Quant à la localisation par Inmarsat de la phase finale du vol dans l’Océan Indien, elle est corroborée par la découverte d’un morceau d’aile du MH370 (le flaperon droit, qui a pu être authentifié formellement par la DGA française) sur une plage de la Réunion et par quelques autres débris ayant pu également être authentifiés et retrouvés au Mozambique, à Maurice, en Afrique du Sud ou à Madagascar.
Pourtant, cela n’a pas découragé les adeptes de la théorie du grand complot international dont certains ont suggéré que les débris en question avaient été prélevés ailleurs et déposés secrètement sur les plages où on les a trouvés.

Arrivé à ce niveau de délire conspirationniste, on est face à des croyances du même type que celles des sectes religieuses les plus obscurantistes, ou celle de certains anti-vaccins convaincus que sous couvert de vaccination contre le Covid-19 les autorités veulent leur injecter des puces de téléphonie 5G, et il ne sert à rien d’essayer de les convaincre qu’ils font erreur.

Du fait de l’inadaptation des données Inmarsat à localiser précisément l’avion (mais rappelons qu’elles n’étaient pas conçues pour cela) on peut évidemment se demander pourquoi les longs courriers ne sont toujours pas équipés d’un mécanisme ininterruptible de localisation qui éviterait que des avions disparaissent sans que l’on sache précisément où ils se trouvaient.

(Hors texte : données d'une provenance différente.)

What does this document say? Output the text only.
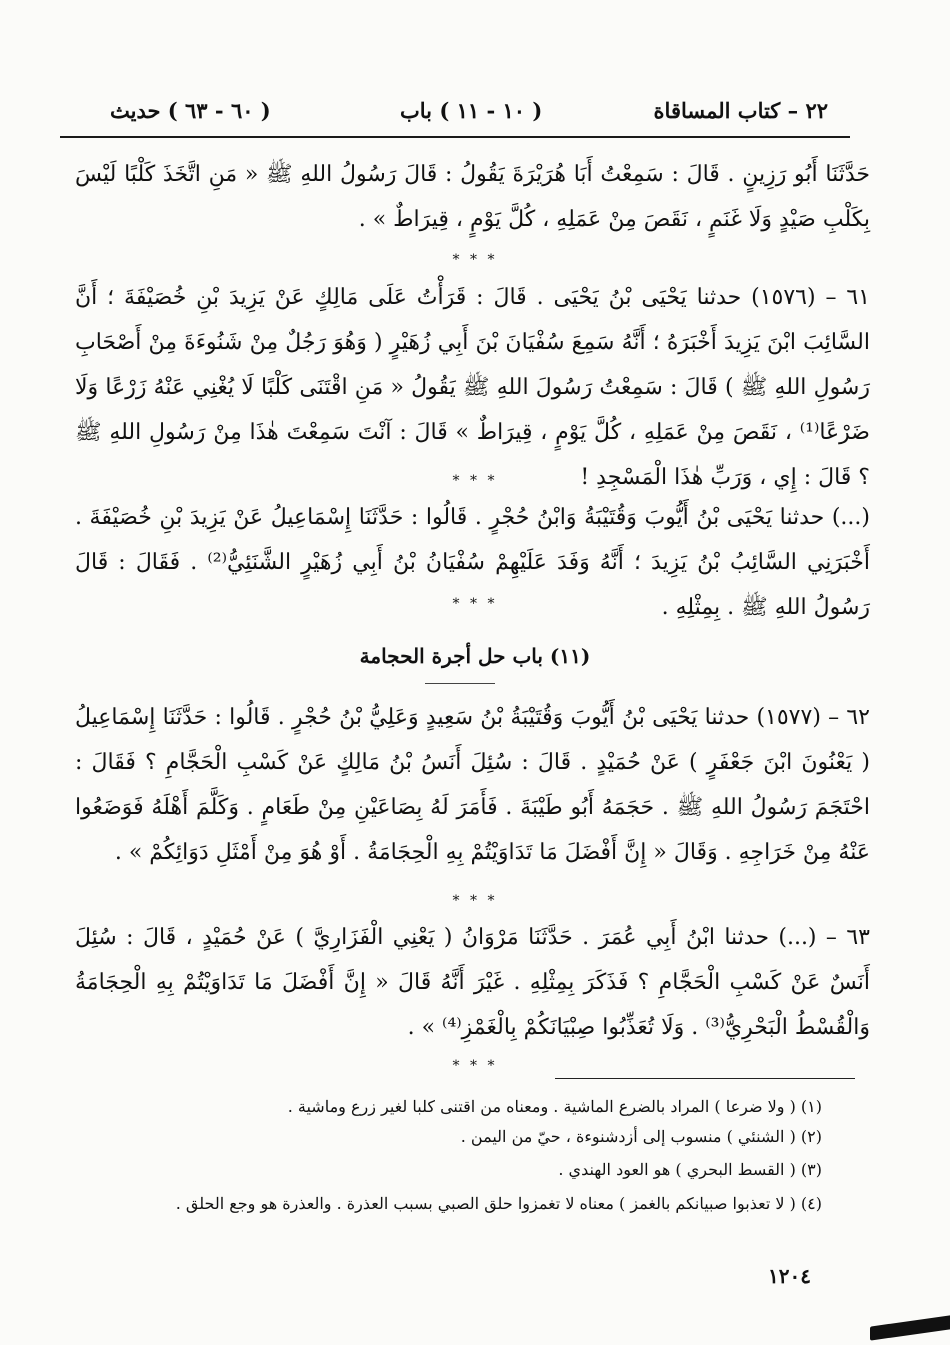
٢٢ – كتاب المساقاة
( ١٠ - ١١ ) باب
( ٦٠ - ٦٣ ) حديث
حَدَّثَنَا أَبُو رَزِينٍ . قَالَ : سَمِعْتُ أَبَا هُرَيْرَةَ يَقُولُ : قَالَ رَسُولُ اللهِ ﷺ « مَنِ اتَّخَذَ كَلْبًا لَيْسَ بِكَلْبِ صَيْدٍ وَلَا غَنَمٍ ، نَقَصَ مِنْ عَمَلِهِ ، كُلَّ يَوْمٍ ، قِيرَاطٌ » .
* * *
٦١ – (١٥٧٦) حدثنا يَحْيَى بْنُ يَحْيَى . قَالَ : قَرَأْتُ عَلَى مَالِكٍ عَنْ يَزِيدَ بْنِ خُصَيْفَةَ ؛ أَنَّ السَّائِبَ ابْنَ يَزِيدَ أَخْبَرَهُ ؛ أَنَّهُ سَمِعَ سُفْيَانَ بْنَ أَبِي زُهَيْرٍ ( وَهُوَ رَجُلٌ مِنْ شَنُوءَةَ مِنْ أَصْحَابِ رَسُولِ اللهِ ﷺ ) قَالَ : سَمِعْتُ رَسُولَ اللهِ ﷺ يَقُولُ « مَنِ اقْتَنَى كَلْبًا لَا يُغْنِي عَنْهُ زَرْعًا وَلَا ضَرْعًا⁽¹⁾ ، نَقَصَ مِنْ عَمَلِهِ ، كُلَّ يَوْمٍ ، قِيرَاطٌ » قَالَ : آنْتَ سَمِعْتَ هٰذَا مِنْ رَسُولِ اللهِ ﷺ ؟ قَالَ : إِي ، وَرَبِّ هٰذَا الْمَسْجِدِ !
* * *
(...) حدثنا يَحْيَى بْنُ أَيُّوبَ وَقُتَيْبَةُ وَابْنُ حُجْرٍ . قَالُوا : حَدَّثَنَا إِسْمَاعِيلُ عَنْ يَزِيدَ بْنِ خُصَيْفَةَ . أَخْبَرَنِي السَّائِبُ بْنُ يَزِيدَ ؛ أَنَّهُ وَفَدَ عَلَيْهِمْ سُفْيَانُ بْنُ أَبِي زُهَيْرٍ الشَّنَئِيُّ⁽²⁾ . فَقَالَ : قَالَ رَسُولُ اللهِ ﷺ . بِمِثْلِهِ .
* * *
(١١) باب حل أجرة الحجامة
٦٢ – (١٥٧٧) حدثنا يَحْيَى بْنُ أَيُّوبَ وَقُتَيْبَةُ بْنُ سَعِيدٍ وَعَلِيُّ بْنُ حُجْرٍ . قَالُوا : حَدَّثَنَا إِسْمَاعِيلُ ( يَعْنُونَ ابْنَ جَعْفَرٍ ) عَنْ حُمَيْدٍ . قَالَ : سُئِلَ أَنَسُ بْنُ مَالِكٍ عَنْ كَسْبِ الْحَجَّامِ ؟ فَقَالَ : احْتَجَمَ رَسُولُ اللهِ ﷺ . حَجَمَهُ أَبُو طَيْبَةَ . فَأَمَرَ لَهُ بِصَاعَيْنِ مِنْ طَعَامٍ . وَكَلَّمَ أَهْلَهُ فَوَضَعُوا عَنْهُ مِنْ خَرَاجِهِ . وَقَالَ « إِنَّ أَفْضَلَ مَا تَدَاوَيْتُمْ بِهِ الْحِجَامَةُ . أَوْ هُوَ مِنْ أَمْثَلِ دَوَائِكُمْ » .
* * *
٦٣ – (...) حدثنا ابْنُ أَبِي عُمَرَ . حَدَّثَنَا مَرْوَانُ ( يَعْنِي الْفَزَارِيَّ ) عَنْ حُمَيْدٍ ، قَالَ : سُئِلَ أَنَسٌ عَنْ كَسْبِ الْحَجَّامِ ؟ فَذَكَرَ بِمِثْلِهِ . غَيْرَ أَنَّهُ قَالَ « إِنَّ أَفْضَلَ مَا تَدَاوَيْتُمْ بِهِ الْحِجَامَةُ وَالْقُسْطُ الْبَحْرِيُّ⁽³⁾ . وَلَا تُعَذِّبُوا صِبْيَانَكُمْ بِالْغَمْزِ⁽⁴⁾ » .
* * *
(١) ( ولا ضرعا ) المراد بالضرع الماشية . ومعناه من اقتنى كلبا لغير زرع وماشية .
(٢) ( الشنئي ) منسوب إلى أزدشنوءة ، حيّ من اليمن .
(٣) ( القسط البحري ) هو العود الهندي .
(٤) ( لا تعذبوا صبيانكم بالغمز ) معناه لا تغمزوا حلق الصبي بسبب العذرة . والعذرة هو وجع الحلق .
١٢٠٤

La perte du MH370 a enfin décidé l’Organisation de l’Aviation Civile Internationale (OACI) à imposer fin 2018 le transfert des informations de position de l’avion vers la compagnie d’exploitation au maximum toutes les 15 minutes lorsque l’avion n’est plus sous couverture radar. C’est un petit progrès, mais s’agissant de liaisons de données dont le fonctionnement est contrôlé depuis le cockpit, rien n’empêcherait des gens malintentionnés prenant le contrôle d’un avion de ligne de le désactiver : toutes les leçons de la disparition du MH370 n’ont donc malheureusement pas été tirées.
La seule solution efficace serait que ces émissions soient gérées indépendamment du poste de pilotage par un boîtier installé à proximité de l’antenne satellite, alimenté en données de position par son propre récepteur GNSS (GPS+Galileo+Glonass) et muni d’une batterie-tampon capable d’assurer plusieurs heures de fonctionnement en cas de coupure de l’alimentation électrique. Mais on peut parier que face à ce genre de proposition les compagnies aériennes renâcleraient devant le coût du rétrofit et préféreraient continuer de risquer une disparition d’avion de temps à autre...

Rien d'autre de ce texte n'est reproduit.